Low-fat yogurt can be a lifesaver for those who want to eat healthier: it's low in calories, contains probiotics and calcium and has a rich, creamy taste. But recent studies are starting to question whether yogurt is a food you should be eating -- that's especially true for women who are pregnant.

The Harvard School of Public Health has found expectant moms who ate a serving of low-fat yogurt with fruit each day were more likely to have kids who suffered from allergies or asthma by age seven. Interestingly, the same was not found for other dairy products -- for example, mothers-to-be who drank milk had no greater risk of giving birth to a child with allergies.

"This is the first study of its kind to link low-fat yogurt intake during pregnancy with an increased risk of asthma and hay fever in children," says lead author Ekaterina Maslova.

The study raises a lot of concerns about whether pregnant women should be eating yogurt.

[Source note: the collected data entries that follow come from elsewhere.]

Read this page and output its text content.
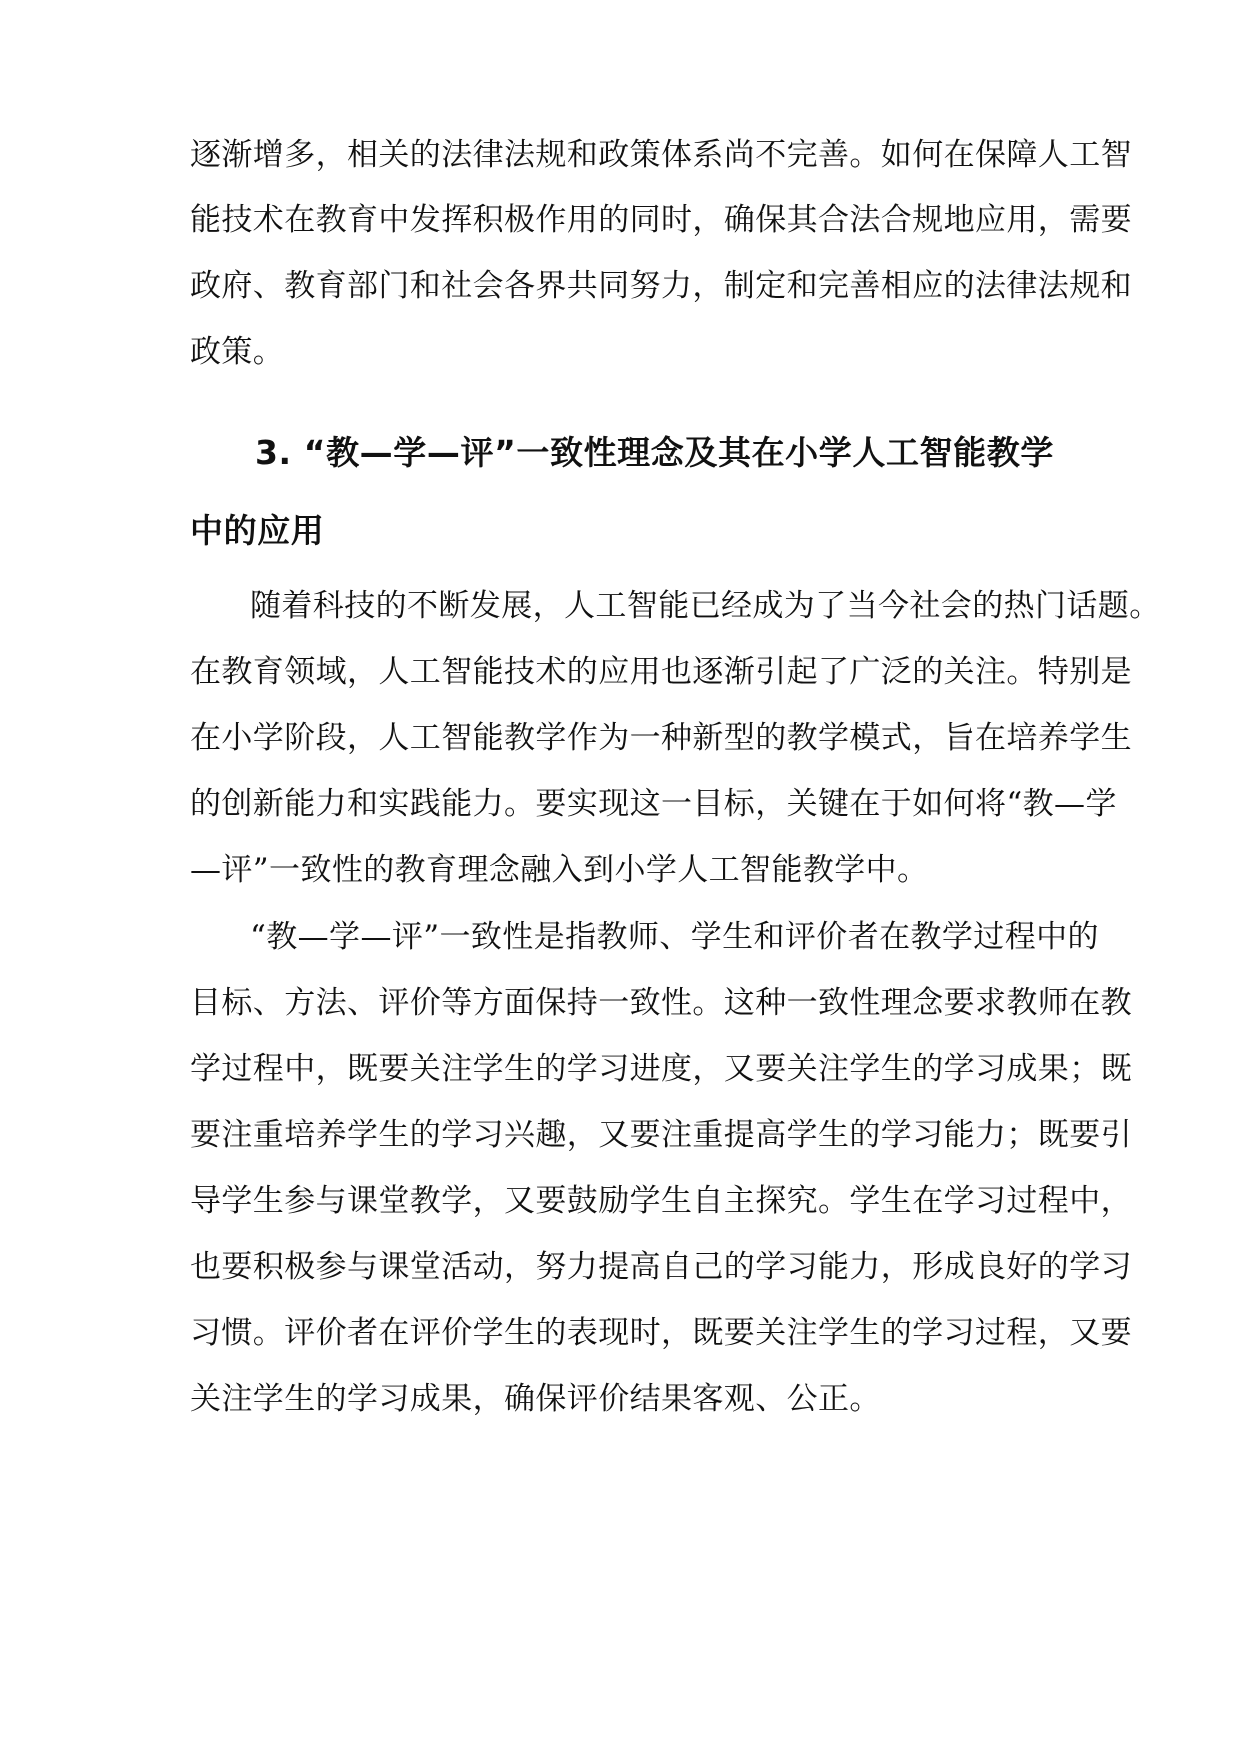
逐渐增多，相关的法律法规和政策体系尚不完善。如何在保障人工智
能技术在教育中发挥积极作用的同时，确保其合法合规地应用，需要
政府、教育部门和社会各界共同努力，制定和完善相应的法律法规和
政策。
3. “教—学—评”一致性理念及其在小学人工智能教学
中的应用
随着科技的不断发展，人工智能已经成为了当今社会的热门话题。
在教育领域，人工智能技术的应用也逐渐引起了广泛的关注。特别是
在小学阶段，人工智能教学作为一种新型的教学模式，旨在培养学生
的创新能力和实践能力。要实现这一目标，关键在于如何将“教—学
—评”一致性的教育理念融入到小学人工智能教学中。
“教—学—评”一致性是指教师、学生和评价者在教学过程中的
目标、方法、评价等方面保持一致性。这种一致性理念要求教师在教
学过程中，既要关注学生的学习进度，又要关注学生的学习成果；既
要注重培养学生的学习兴趣，又要注重提高学生的学习能力；既要引
导学生参与课堂教学，又要鼓励学生自主探究。学生在学习过程中，
也要积极参与课堂活动，努力提高自己的学习能力，形成良好的学习
习惯。评价者在评价学生的表现时，既要关注学生的学习过程，又要
关注学生的学习成果，确保评价结果客观、公正。
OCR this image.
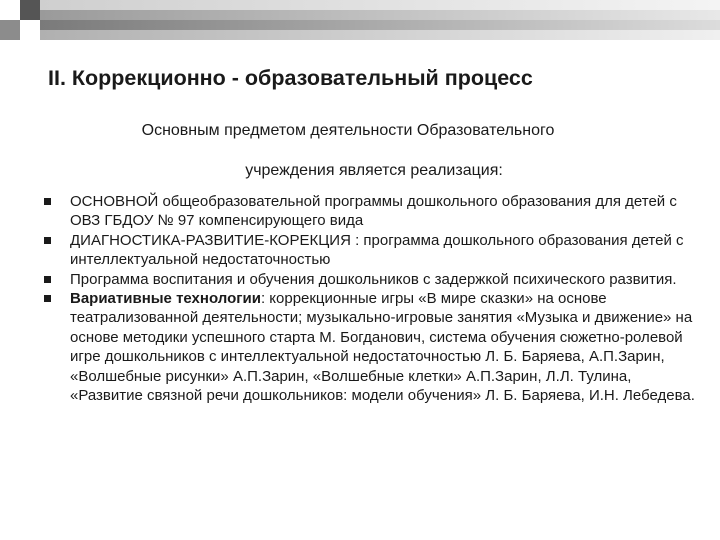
II. Коррекционно - образовательный процесс
Основным предметом деятельности Образовательного
учреждения является реализация:
ОСНОВНОЙ общеобразовательной программы дошкольного образования для детей с ОВЗ ГБДОУ № 97 компенсирующего вида
ДИАГНОСТИКА-РАЗВИТИЕ-КОРЕКЦИЯ : программа дошкольного образования детей с интеллектуальной недостаточностью
Программа воспитания и обучения дошкольников с задержкой психического развития.
Вариативные технологии: коррекционные игры «В мире сказки» на основе театрализованной деятельности; музыкально-игровые занятия «Музыка и движение» на основе методики успешного старта М. Богданович, система обучения сюжетно-ролевой игре дошкольников с интеллектуальной недостаточностью Л. Б. Баряева, А.П.Зарин, «Волшебные рисунки» А.П.Зарин, «Волшебные клетки» А.П.Зарин, Л.Л. Тулина, «Развитие связной речи дошкольников: модели обучения» Л. Б. Баряева, И.Н. Лебедева.
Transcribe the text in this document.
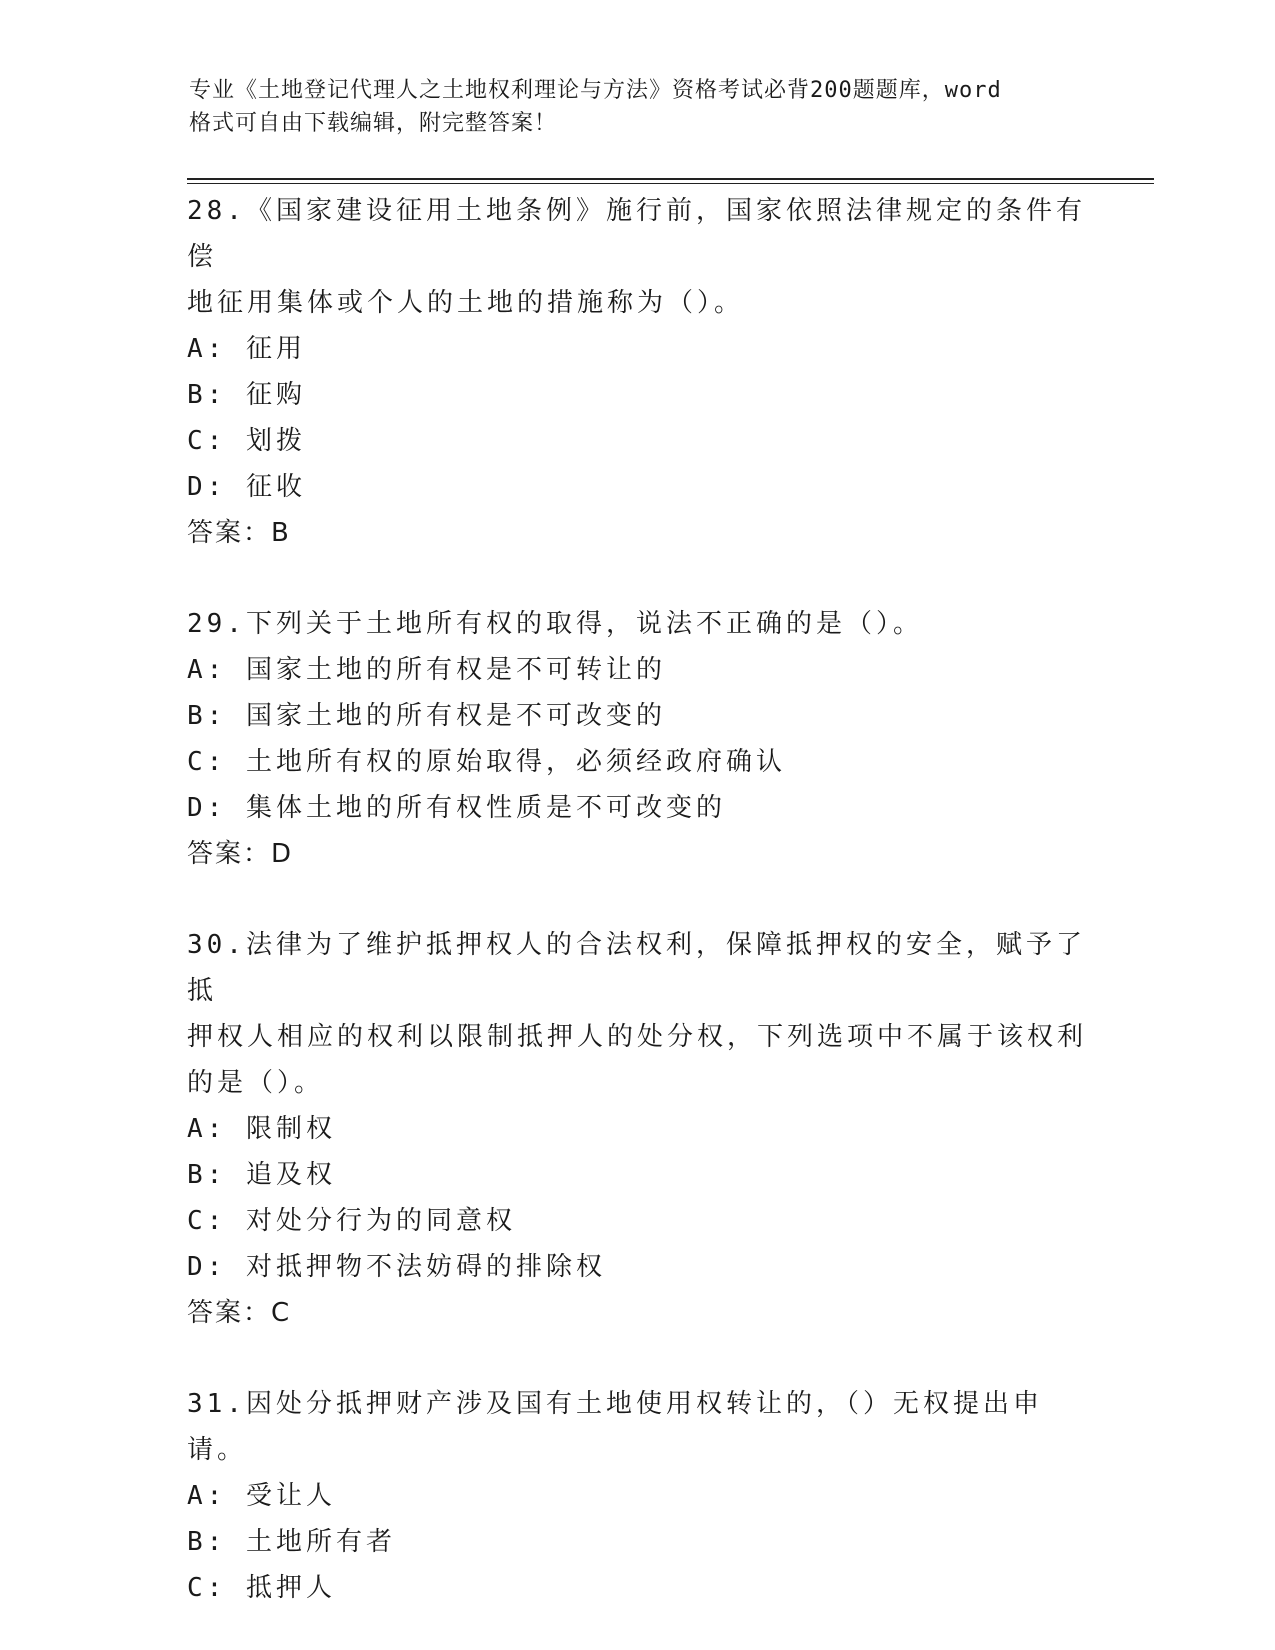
专业《土地登记代理人之土地权利理论与方法》资格考试必背200题题库，word
格式可自由下载编辑，附完整答案！

28.《国家建设征用土地条例》施行前，国家依照法律规定的条件有偿

地征用集体或个人的土地的措施称为（）。

A: 征用

B: 征购

C: 划拨

D: 征收

答案：B

29.下列关于土地所有权的取得，说法不正确的是（）。

A: 国家土地的所有权是不可转让的

B: 国家土地的所有权是不可改变的

C: 土地所有权的原始取得，必须经政府确认

D: 集体土地的所有权性质是不可改变的

答案：D

30.法律为了维护抵押权人的合法权利，保障抵押权的安全，赋予了抵

押权人相应的权利以限制抵押人的处分权，下列选项中不属于该权利

的是（）。

A: 限制权

B: 追及权

C: 对处分行为的同意权

D: 对抵押物不法妨碍的排除权

答案：C

31.因处分抵押财产涉及国有土地使用权转让的，（）无权提出申请。

A: 受让人

B: 土地所有者

C: 抵押人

But it also calls into question whether people should restrict their intake of so-called "low-fat" or "diet" foods -- yogurt isn't the first to be linked to a health issue.

-- Numerous studies have found a link between diet soda and obesity. It's said diet soda could be making men and women fat, even though it technically has zero calories.
-- Studies published in the Journal of Marketing Research showed people who ate "low fat" versions of their favourite junk food (for instance, chips) would usually end up eating more than they normally would have because they don't practice portion control with the low-fat version.
-- Low-cal frozen meals are usually packed with sodium, which could affect your blood pressure.
-- What sugar-free cookies lack in sweet stuff, they make up for in fat according to Dr. Oz. And seemingly healthy items like veggie chips are actually no better for you than regular chips.

Which means while diet foods could help you trim down, they could adversely affect your health.